Data subject to personal identification includes any information which can be linked back to an identifiable individual. This data can then be used to track their movements, finances and health for tailoring advertising or service delivery accordingly. While many services provided through data gathering are beneficial, their use can pose significant threats to personal privacy if misused – this is particularly pertinent when considering data transfers between countries; Padraig Walsh from Tanner De Witt’s Data Privacy Practice Group will discuss important considerations when moving data across borders.

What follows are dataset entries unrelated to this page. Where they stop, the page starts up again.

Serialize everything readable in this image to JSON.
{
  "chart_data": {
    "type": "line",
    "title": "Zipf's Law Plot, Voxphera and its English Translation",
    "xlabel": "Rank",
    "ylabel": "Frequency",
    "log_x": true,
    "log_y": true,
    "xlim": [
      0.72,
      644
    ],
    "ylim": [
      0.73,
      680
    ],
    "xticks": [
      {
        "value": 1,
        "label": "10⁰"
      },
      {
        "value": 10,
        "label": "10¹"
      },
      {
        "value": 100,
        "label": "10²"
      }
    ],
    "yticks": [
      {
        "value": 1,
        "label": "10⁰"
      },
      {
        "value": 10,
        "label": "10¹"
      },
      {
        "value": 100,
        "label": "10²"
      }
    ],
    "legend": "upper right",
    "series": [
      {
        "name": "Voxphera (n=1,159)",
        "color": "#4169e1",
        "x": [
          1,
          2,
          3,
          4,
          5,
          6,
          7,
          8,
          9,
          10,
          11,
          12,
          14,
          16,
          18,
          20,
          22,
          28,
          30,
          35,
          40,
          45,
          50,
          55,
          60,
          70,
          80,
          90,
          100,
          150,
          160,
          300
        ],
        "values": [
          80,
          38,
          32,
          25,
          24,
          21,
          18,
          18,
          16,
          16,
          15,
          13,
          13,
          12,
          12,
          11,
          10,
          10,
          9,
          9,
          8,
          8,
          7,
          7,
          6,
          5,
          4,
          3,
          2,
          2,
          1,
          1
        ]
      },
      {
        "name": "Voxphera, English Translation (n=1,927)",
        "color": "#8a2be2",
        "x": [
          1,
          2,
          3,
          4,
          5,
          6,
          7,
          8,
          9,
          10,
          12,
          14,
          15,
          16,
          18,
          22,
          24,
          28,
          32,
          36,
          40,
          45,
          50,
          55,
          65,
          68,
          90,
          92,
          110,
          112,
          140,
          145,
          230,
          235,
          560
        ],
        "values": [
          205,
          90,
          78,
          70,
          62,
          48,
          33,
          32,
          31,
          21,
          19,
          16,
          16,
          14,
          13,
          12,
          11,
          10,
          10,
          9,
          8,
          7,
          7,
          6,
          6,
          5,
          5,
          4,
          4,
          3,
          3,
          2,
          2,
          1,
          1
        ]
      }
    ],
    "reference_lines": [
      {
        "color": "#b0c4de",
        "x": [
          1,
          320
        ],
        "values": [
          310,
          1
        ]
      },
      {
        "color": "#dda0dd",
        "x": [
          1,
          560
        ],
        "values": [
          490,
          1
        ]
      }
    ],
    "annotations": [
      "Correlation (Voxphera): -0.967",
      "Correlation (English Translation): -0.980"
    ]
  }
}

Data transfers between entities that collect, hold, process or use personal data in Hong Kong are subject to various statutory obligations under the Personal Data (Privacy) Ordinance (“PDPO”). The PDPO includes data protection obligations on data controllers that comply with six core privacy principles as well as restrictions on overseas transfers that must be disclosed to individuals affected by such transfers.
PDPO does not specifically apply extraterritorially and does not confer “adequacy” or equivalent regime status upon any foreign jurisdiction, meaning that when Hong Kong data users want to transfer personal data abroad without an adequate or equivalent regime in place, data exporters must conduct an “impact analysis”.
An impact evaluation must be completed if a data user transferring personal information believes the laws and practices in a foreign jurisdiction do not meet the standards outlined by PDPO. A transfer impact analysis, however, is not mandatory if this foreign jurisdiction poses no significant threat to individual’s personal privacy.
The PCPD has issued two sets of recommended model contractual clauses designed to address various scenarios where data transfer must be considered under PDPO, such as between entities controlled by Hong Kong data users and third-party control, or between an entity belonging to one business group and those belonging to a different one.